J.-B., Charles Paya (1807-1865), imprimeur-libraire à Toulouse, journaliste et écrivain républicain

privat

 

Source : Archives municipales de Toulouse.

1. J.-B., Charles Paya, imprimeur-libraire à Toulouse

Né le 24 juin 1807 à Gimont, dans le Gers, fils de Joseph Paya, marchand, et d’Henriette Henri, Jean Baptiste Charles Paya entre à l’âge de quinze ans comme apprenti dans une librairie de Toulouse, sans doute celle de la veuve de Pierre Benoit Augustin Robert, imprimeur-libraire rue Sainte-Ursule. C’est probablement en 1833 qu’il obtient à son tour le brevet d’imprimeur-libraire et qu’il prend, rue Sainte-Ursule, la suite de la Veuve Robert. Il imprime alors quelques livres scientifiques, des ouvrages scolaires ou religieux, des publications judiciaires à couleur politique, un peu de littérature dramatique ou poétique, des textes consacrés à la légende napoléonienne différents volumes consacrés à l’histoire et au patrimoine de Toulouse, dont les premiers tomes de l’Histoire générale du Languedoc de Claude Devic et de Dom Vaissète, et, en périodique, de 1837 à 1843, La Mosaïque du Midi. Pour les curieux de son catalogue, voici, à télécharger, le relevé exhaustif de ce dernier : Catalogue des publications de l’imprimerie Paya.

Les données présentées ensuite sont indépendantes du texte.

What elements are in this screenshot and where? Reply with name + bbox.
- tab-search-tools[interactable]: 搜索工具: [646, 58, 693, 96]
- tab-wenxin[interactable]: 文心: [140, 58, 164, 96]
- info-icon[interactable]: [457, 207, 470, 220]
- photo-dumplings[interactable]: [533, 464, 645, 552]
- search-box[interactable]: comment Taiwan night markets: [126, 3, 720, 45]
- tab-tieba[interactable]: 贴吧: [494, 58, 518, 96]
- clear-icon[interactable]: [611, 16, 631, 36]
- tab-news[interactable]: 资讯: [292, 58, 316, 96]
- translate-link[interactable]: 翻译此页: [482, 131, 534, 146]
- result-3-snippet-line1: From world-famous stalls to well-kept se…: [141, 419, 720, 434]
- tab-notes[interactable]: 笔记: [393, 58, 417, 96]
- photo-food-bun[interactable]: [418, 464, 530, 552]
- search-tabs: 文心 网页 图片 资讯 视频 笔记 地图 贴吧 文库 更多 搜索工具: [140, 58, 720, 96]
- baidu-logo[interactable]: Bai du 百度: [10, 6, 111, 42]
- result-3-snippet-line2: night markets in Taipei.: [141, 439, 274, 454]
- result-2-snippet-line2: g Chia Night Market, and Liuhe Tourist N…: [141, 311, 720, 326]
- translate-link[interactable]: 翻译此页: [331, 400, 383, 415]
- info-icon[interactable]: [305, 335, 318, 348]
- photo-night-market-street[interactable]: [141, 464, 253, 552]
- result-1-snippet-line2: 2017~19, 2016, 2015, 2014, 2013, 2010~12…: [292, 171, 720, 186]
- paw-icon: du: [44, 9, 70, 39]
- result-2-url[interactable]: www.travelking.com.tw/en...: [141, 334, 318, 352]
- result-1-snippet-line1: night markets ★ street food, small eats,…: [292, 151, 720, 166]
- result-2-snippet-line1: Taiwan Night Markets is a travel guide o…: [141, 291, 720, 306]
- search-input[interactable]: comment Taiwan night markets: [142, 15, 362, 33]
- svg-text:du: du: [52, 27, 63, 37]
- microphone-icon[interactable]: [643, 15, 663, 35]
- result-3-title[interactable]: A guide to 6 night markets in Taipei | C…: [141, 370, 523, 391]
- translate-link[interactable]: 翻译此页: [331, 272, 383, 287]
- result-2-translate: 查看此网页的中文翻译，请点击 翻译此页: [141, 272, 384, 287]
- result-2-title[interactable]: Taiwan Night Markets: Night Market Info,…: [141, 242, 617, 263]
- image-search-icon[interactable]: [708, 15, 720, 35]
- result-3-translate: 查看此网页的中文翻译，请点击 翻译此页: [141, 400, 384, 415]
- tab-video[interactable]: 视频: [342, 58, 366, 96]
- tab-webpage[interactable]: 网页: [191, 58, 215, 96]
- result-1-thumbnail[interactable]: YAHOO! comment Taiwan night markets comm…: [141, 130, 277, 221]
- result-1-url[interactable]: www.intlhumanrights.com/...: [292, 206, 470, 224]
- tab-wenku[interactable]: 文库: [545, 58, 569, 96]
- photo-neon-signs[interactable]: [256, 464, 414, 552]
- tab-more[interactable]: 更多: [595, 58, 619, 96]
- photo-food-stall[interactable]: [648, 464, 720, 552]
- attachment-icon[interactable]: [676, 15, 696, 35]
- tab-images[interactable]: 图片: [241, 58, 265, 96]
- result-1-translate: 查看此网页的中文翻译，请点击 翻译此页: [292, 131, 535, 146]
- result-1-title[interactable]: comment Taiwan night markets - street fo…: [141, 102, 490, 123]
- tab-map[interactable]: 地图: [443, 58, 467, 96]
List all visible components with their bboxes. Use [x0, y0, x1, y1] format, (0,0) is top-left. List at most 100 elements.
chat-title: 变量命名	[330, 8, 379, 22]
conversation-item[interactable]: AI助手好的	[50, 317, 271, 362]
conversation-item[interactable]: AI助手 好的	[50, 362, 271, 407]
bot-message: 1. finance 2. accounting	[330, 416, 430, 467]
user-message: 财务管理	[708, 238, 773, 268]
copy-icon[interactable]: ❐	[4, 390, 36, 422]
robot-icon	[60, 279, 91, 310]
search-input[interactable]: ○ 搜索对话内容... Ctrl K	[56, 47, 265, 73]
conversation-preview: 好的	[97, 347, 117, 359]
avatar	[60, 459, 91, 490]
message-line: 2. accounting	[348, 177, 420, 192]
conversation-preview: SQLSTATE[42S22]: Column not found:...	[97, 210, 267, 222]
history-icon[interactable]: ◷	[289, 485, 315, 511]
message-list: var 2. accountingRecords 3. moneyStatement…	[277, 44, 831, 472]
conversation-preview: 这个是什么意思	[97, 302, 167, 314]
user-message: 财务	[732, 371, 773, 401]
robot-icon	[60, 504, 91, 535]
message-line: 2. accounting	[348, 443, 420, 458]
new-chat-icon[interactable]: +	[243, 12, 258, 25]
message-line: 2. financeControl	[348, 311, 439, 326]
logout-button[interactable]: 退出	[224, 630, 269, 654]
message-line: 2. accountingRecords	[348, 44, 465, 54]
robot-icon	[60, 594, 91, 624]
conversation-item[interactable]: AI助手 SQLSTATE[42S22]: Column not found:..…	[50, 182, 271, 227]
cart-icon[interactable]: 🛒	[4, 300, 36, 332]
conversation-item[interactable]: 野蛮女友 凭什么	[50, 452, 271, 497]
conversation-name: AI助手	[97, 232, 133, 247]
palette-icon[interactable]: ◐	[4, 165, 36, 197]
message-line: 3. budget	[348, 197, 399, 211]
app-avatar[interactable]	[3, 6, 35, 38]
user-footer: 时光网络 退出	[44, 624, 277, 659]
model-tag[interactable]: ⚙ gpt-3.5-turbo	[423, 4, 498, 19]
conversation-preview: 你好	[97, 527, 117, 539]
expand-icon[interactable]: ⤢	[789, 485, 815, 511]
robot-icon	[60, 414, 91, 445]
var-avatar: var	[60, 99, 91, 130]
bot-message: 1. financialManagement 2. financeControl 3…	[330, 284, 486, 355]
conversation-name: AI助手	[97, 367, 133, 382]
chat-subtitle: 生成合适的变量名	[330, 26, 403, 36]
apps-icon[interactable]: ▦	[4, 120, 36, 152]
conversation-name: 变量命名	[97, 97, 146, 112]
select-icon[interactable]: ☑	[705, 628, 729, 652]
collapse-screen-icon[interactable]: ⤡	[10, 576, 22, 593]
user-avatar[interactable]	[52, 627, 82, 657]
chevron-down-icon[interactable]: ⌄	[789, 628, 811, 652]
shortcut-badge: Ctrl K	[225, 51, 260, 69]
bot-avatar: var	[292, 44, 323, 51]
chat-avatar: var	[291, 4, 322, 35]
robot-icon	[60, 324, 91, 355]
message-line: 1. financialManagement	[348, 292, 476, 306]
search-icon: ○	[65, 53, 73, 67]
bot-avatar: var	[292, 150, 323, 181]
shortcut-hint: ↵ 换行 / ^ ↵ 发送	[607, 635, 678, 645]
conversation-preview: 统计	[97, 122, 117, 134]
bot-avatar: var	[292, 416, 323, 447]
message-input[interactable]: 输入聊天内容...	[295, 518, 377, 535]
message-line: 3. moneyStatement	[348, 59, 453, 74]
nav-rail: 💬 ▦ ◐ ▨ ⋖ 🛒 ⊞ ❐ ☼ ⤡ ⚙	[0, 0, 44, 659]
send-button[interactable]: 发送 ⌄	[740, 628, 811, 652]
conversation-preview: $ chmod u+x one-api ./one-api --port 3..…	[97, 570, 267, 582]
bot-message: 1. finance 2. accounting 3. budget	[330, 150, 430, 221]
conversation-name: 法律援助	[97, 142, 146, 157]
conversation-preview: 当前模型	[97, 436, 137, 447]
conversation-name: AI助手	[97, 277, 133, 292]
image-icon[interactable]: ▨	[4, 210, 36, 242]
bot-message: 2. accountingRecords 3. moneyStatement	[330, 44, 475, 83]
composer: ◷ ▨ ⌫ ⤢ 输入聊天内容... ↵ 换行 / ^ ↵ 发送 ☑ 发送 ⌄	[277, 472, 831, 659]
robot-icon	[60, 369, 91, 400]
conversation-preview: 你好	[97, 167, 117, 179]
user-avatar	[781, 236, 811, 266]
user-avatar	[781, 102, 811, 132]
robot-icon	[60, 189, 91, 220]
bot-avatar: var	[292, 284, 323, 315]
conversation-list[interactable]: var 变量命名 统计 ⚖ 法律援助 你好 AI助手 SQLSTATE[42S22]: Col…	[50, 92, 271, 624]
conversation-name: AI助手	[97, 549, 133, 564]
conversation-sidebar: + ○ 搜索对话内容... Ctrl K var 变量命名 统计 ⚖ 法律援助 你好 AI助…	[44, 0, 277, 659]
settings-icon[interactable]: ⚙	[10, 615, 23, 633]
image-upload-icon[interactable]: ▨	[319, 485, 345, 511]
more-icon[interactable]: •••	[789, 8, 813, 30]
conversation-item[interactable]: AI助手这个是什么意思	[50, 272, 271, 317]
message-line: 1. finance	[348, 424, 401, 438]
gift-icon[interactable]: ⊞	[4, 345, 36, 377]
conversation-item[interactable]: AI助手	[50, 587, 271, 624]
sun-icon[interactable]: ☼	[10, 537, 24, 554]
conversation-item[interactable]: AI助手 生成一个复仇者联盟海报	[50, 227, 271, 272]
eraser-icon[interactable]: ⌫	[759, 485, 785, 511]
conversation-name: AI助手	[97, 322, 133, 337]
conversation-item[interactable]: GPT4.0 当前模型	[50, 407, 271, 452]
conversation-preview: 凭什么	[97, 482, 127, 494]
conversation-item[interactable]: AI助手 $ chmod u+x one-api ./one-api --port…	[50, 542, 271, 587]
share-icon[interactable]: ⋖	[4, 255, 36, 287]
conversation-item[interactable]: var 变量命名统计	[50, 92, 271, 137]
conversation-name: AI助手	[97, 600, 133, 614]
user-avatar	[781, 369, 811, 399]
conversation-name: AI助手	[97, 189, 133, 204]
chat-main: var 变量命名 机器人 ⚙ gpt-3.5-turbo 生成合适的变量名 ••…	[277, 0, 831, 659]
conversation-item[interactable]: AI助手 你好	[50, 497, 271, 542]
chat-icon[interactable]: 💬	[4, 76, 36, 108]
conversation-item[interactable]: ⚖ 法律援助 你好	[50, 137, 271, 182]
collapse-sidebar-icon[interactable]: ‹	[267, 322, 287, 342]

Sa gestion n’a pas été sans doute des plus avisées, puisqu’en 1839, J.-B. Paya cède son fonds de commerce à Edouard Privat, qui a été son employé depuis 1834. En association avec Joseph Bon, riche négociant, celui-ci fonde la société « Bon et Privat », installée rue Sainte-Ursule toujours.

En 1843-1844, non sans essuyer quelques déboires administratifs, J.-B. Paya cède son brevet d’imprimeur à Jean Pierre Jacques Auguste de Labouïsse-Rochefort (1778-1852), né à Saverdun, homme de lettres et poète.

Bizarrement, une publication intitulée Chroniques du midi : légendes toulousaines et signée Jean Mamert Cayla émane en 1836 de « l’IMPRIMERIE DE J. B. PAYA à l’HÔTEL DE CASTELLANE » (hôtel de Saint-Jory), rue Croix-Baragnon ! Et, en 1846, un ouvrage de A. Rives, Cours complet d’arithmétique, à l’usage des aspirants aux Écoles polytechnique, de Saint-Cyr, se trouve attribué encore aux oeuvres de l’imprimeur J.-B. Paya !

2. J.-B. Paya, fondateur et directeur de plusieurs journaux républicains à Toulouse, puis à Paris.

En 1837, J.-B. Paya lance l’Émancipation, quotidien politique dont il conserve la rédaction en chef jusqu’en 1844. D’après Pascal Rhaye, in Les Condamnés de Versailles 1Pascal Rhaye, Les Condamnés de Versailles, Paris, 1850., « les départements ne connurent pas d’organe plus avancé dans la démocratie » pendant cette période. Le journal essuiera vingt-sept procès de presse, J.-B. Paya se battra deux fois en duel, « la première fois avec le maire de Toulouse, la seconde fois avec un lieutenant d’artillerie. Dans cette dernière rencontre, après deux engagements assez longs, Paya fut blessé d’un coup d’épée. » 2Pascal Rhaye, Les Condamnés de Versailles, p. 126.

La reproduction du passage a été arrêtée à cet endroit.